揚げ物では、まず皮目のぬめりを包丁でこそぎ、そのあと粗塩で手早くもんで流水で十分に洗う方法が扱いやすくなります。
皮は取ったほうがいいですか?
基本的には皮付きのまま唐揚げにできます。アナゴらしい香ばしさも出るため、ぬめりをきちんと処理して水分を拭いてから使います。
小骨は揚げれば全部食べられますか?
すべてを食べられるとは限りません。開き処理で中骨を外し、硬い骨や鋭い部分が残っていないか確認します。中骨は別に骨せんべいへ使うこともできます。
何分揚げればいいですか?
切り身の厚さによって変わります。薄い尾側なら2分前後、厚い部分では3〜4分程度必要になる場合があります。時間だけでなく、中心まで十分に加熱できているかを優先してください。
唐揚げと天ぷらはどう使い分けますか?
しょうが醤油などしっかり味を付けたいなら唐揚げ、アナゴの白身を薄い衣で味わいたいならアナゴの天ぷらが向いています。甘辛い和食ならアナゴの蒲焼きも定番です。
アナゴはどんな釣り方で狙えますか?
ショア(岸)では夜のちょい投げや投げ釣りで狙えます。手軽な方法から知りたい場合は、ちょい投げ釣り完全ガイドも参考にしてください。

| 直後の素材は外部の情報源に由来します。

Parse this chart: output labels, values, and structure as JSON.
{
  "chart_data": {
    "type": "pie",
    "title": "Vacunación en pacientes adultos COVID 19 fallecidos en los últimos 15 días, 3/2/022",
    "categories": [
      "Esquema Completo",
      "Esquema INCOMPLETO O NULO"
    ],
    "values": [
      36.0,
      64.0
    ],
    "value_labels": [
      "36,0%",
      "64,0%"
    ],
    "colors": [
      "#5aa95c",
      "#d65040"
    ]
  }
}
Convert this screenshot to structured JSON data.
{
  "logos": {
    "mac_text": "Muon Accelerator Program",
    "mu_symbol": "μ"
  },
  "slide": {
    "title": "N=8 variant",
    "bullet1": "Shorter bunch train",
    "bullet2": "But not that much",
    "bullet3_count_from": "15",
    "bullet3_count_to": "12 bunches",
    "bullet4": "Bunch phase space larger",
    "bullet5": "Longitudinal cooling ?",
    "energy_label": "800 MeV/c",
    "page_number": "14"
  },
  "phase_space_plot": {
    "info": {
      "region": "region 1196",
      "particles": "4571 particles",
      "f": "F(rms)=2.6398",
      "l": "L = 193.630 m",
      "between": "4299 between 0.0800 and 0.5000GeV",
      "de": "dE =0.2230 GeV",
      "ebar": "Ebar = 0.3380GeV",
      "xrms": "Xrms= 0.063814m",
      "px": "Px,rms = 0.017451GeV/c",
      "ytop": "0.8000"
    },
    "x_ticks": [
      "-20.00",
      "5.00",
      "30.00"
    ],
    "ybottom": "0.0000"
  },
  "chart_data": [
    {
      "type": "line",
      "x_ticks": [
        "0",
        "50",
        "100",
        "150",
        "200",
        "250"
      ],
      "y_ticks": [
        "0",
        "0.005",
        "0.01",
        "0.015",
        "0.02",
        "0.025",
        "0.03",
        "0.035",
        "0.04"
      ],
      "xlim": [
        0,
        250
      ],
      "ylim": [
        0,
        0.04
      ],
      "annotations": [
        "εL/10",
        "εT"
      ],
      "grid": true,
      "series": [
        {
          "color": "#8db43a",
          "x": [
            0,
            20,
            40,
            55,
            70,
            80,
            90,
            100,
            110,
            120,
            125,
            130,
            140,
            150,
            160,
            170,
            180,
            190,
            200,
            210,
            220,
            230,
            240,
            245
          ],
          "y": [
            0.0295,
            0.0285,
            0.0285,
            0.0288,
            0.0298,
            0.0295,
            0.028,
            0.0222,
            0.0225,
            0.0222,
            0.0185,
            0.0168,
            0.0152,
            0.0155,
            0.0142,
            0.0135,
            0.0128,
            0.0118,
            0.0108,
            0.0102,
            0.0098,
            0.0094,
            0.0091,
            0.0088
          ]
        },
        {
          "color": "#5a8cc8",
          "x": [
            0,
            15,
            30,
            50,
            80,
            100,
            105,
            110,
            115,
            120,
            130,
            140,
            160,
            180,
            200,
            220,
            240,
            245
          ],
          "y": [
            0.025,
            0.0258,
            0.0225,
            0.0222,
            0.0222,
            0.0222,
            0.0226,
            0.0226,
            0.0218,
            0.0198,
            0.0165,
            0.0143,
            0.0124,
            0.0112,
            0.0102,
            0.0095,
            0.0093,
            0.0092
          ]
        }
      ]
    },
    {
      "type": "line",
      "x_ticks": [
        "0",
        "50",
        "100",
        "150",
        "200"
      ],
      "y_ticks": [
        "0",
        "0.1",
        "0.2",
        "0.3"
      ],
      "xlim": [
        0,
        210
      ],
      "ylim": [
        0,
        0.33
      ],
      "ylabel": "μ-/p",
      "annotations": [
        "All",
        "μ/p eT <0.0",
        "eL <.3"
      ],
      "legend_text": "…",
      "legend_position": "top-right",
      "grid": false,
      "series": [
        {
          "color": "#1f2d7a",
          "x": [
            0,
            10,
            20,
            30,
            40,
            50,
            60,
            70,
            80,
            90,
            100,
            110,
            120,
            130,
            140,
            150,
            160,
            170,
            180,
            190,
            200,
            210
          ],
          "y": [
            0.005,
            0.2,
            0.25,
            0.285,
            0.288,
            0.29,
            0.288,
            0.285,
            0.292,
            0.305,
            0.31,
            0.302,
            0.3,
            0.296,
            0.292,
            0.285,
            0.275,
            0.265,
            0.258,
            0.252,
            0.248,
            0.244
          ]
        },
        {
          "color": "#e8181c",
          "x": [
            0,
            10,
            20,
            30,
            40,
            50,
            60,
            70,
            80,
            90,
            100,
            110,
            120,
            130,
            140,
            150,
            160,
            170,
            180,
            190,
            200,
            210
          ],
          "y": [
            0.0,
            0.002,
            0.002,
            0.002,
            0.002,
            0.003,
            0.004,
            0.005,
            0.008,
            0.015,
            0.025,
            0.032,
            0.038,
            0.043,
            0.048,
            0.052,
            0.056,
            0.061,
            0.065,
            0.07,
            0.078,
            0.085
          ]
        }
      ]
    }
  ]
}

まとめ|ぬめりを落とし、厚さをそろえて少量ずつ揚げよう
アナゴの唐揚げをおいしく仕上げるには、背開きにして中骨を外したあと、皮目のぬめりを包丁でこそぎ、粗塩でもんで流水で洗うことが重要です。
水分を拭いて4〜6cm程度へ切り、しょうゆ・酒・しょうがの下味へ10〜15分ほどなじませます。余分な調味液を拭いて片栗粉を薄く付け、170〜180℃程度の油で少量ずつ揚げれば、外はカリッと、中はふっくら仕上げやすくなります。
中骨は骨せんべい、身は唐揚げ・天ぷら・蒲焼き・白焼きへ。釣ったアナゴは部位と料理を分けると、無駄なく楽しめます。